Piers and Rosario were up on the terrace. I am not sure how I knew this for I was not aware of having looked. I felt their anguished eyes on me, their dread communicated itself to me on the warm, still, expectant air. I knew everything about them, I knew how they felt now. They saw me and read into my action in coming here, in coming immediately to this garden, anger and misery and knowledge of betrayal. Of course I understood I must put an end to their anguish at once, I must go to them and leave adoration of these sweet-scented snowy flowers and strawberry fruits until another day.
But first I picked one of the fruits and put it in my mouth. Iris Harvey had been wrong. It was not tasteless, it tasted like some fresh crisp vegetable, sharp and strange. It was different, different from any other fruit I had tasted, but not unpleasant. I thought it had the kind of flavour that would grow on me. I walked up the steps to the terrace. Will was nowhere to be seen. With the courage I knew they had, their unconquered brave hearts, they were waiting for me.

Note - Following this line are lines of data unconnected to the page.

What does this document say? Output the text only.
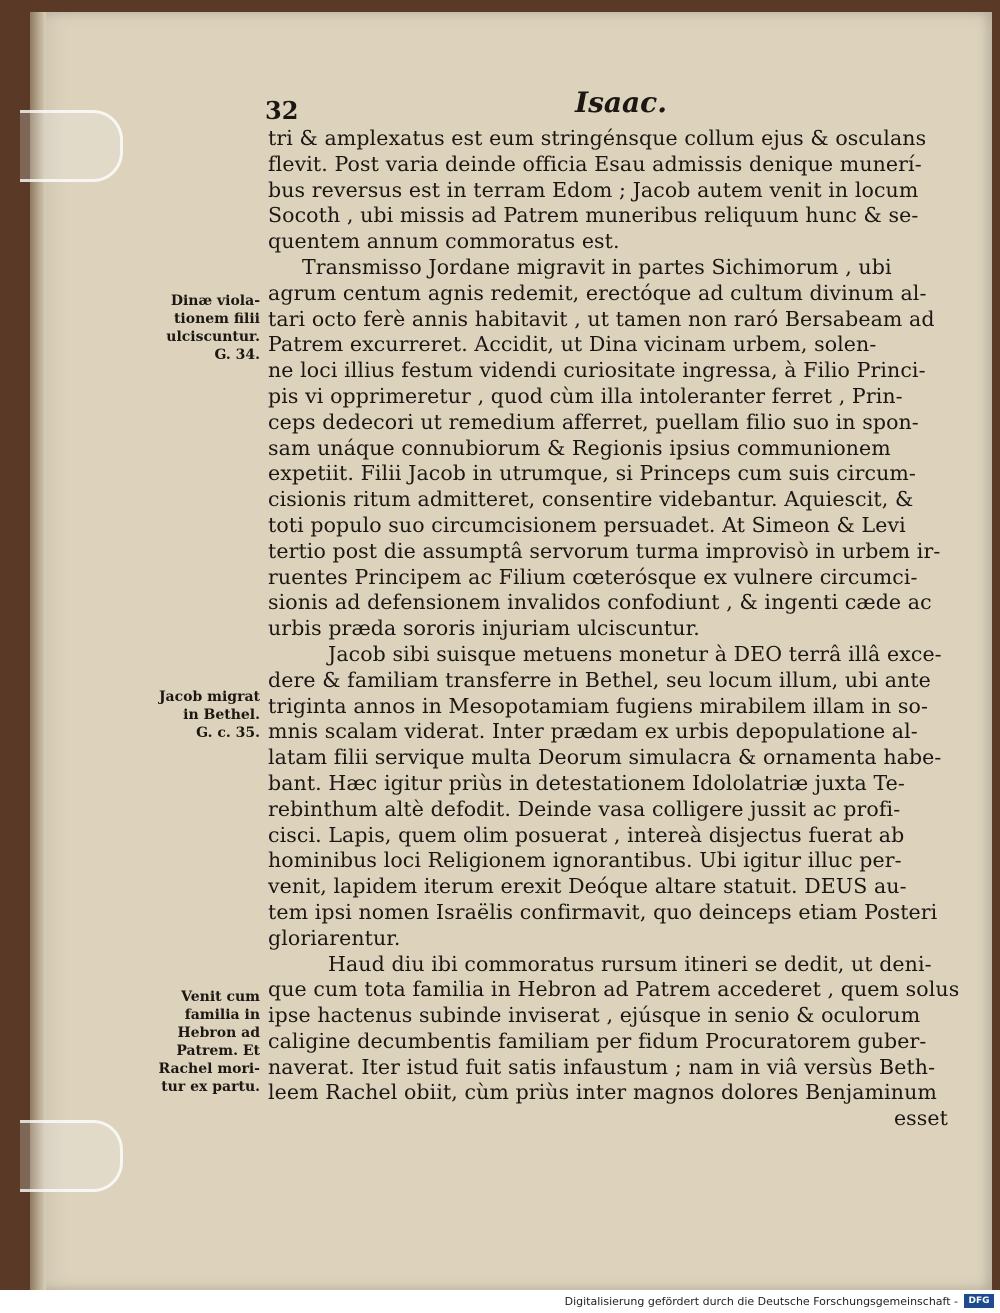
32	Isaac.
tri & amplexatus est eum stringénsque collum ejus & osculans
flevit. Post varia deinde officia Esau admissis denique munerí-
bus reversus est in terram Edom ; Jacob autem venit in locum
Socoth , ubi missis ad Patrem muneribus reliquum hunc & se-
quentem annum commoratus est.
Transmisso Jordane migravit in partes Sichimorum , ubi
agrum centum agnis redemit, erectóque ad cultum divinum al-
tari octo ferè annis habitavit , ut tamen non raró Bersabeam ad
Patrem excurreret. Accidit, ut Dina vicinam urbem, solen-
ne loci illius festum videndi curiositate ingressa, à Filio Princi-
pis vi opprimeretur , quod cùm illa intoleranter ferret , Prin-
ceps dedecori ut remedium afferret, puellam filio suo in spon-
sam unáque connubiorum & Regionis ipsius communionem
expetiit. Filii Jacob in utrumque, si Princeps cum suis circum-
cisionis ritum admitteret, consentire videbantur. Aquiescit, &
toti populo suo circumcisionem persuadet. At Simeon & Levi
tertio post die assumptâ servorum turma improvisò in urbem ir-
ruentes Principem ac Filium cœterósque ex vulnere circumci-
sionis ad defensionem invalidos confodiunt , & ingenti cæde ac
urbis præda sororis injuriam ulciscuntur.
Jacob sibi suisque metuens monetur à DEO terrâ illâ exce-
dere & familiam transferre in Bethel, seu locum illum, ubi ante
triginta annos in Mesopotamiam fugiens mirabilem illam in so-
mnis scalam viderat. Inter prædam ex urbis depopulatione al-
latam filii servique multa Deorum simulacra & ornamenta habe-
bant. Hæc igitur priùs in detestationem Idololatriæ juxta Te-
rebinthum altè defodit. Deinde vasa colligere jussit ac profi-
cisci. Lapis, quem olim posuerat , intereà disjectus fuerat ab
hominibus loci Religionem ignorantibus. Ubi igitur illuc per-
venit, lapidem iterum erexit Deóque altare statuit. DEUS au-
tem ipsi nomen Israëlis confirmavit, quo deinceps etiam Posteri
gloriarentur.
Haud diu ibi commoratus rursum itineri se dedit, ut deni-
que cum tota familia in Hebron ad Patrem accederet , quem solus
ipse hactenus subinde inviserat , ejúsque in senio & oculorum
caligine decumbentis familiam per fidum Procuratorem guber-
naverat. Iter istud fuit satis infaustum ; nam in viâ versùs Beth-
leem Rachel obiit, cùm priùs inter magnos dolores Benjaminum
esset
Dinæ viola-
tionem filii
ulciscuntur.
G. 34.
Jacob migrat
in Bethel.
G. c. 35.
Venit cum
familia in
Hebron ad
Patrem. Et
Rachel mori-
tur ex partu.
Digitalisierung gefördert durch die Deutsche Forschungsgemeinschaft -	DFG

Decorously, even formally, dressed for that place where the other guests were in swimming costumes, they were nevertheless naked to me, their eyes full of the tragedy of long, wretched, misspent lives. They were holding hands.
‘Petra,’ Piers said. Just my name.
To have kept them longer in suspense would have been the cruellest act of my life. In the time they had been with me I had learned to speak like a human being, like someone who understands love and knows warmth.
‘My dears,’ I said. ‘How sad you look. There’s nothing wrong, is there? I’ve had such a stupid morning. It was a waste of time going over there. They had nothing to show me but a bundle of rags I’ve never seen before and some rubbishy jewellery. I don’t know what they expected – that all that was something to do with you two?’
They remained there, quite still. I know about the effects of shock. But slowly the joined hands slackened and Rosario withdrew hers. I went up to each of them and kissed them gently. I sat down on the third chair at the table and smiled at them. Then I began to laugh.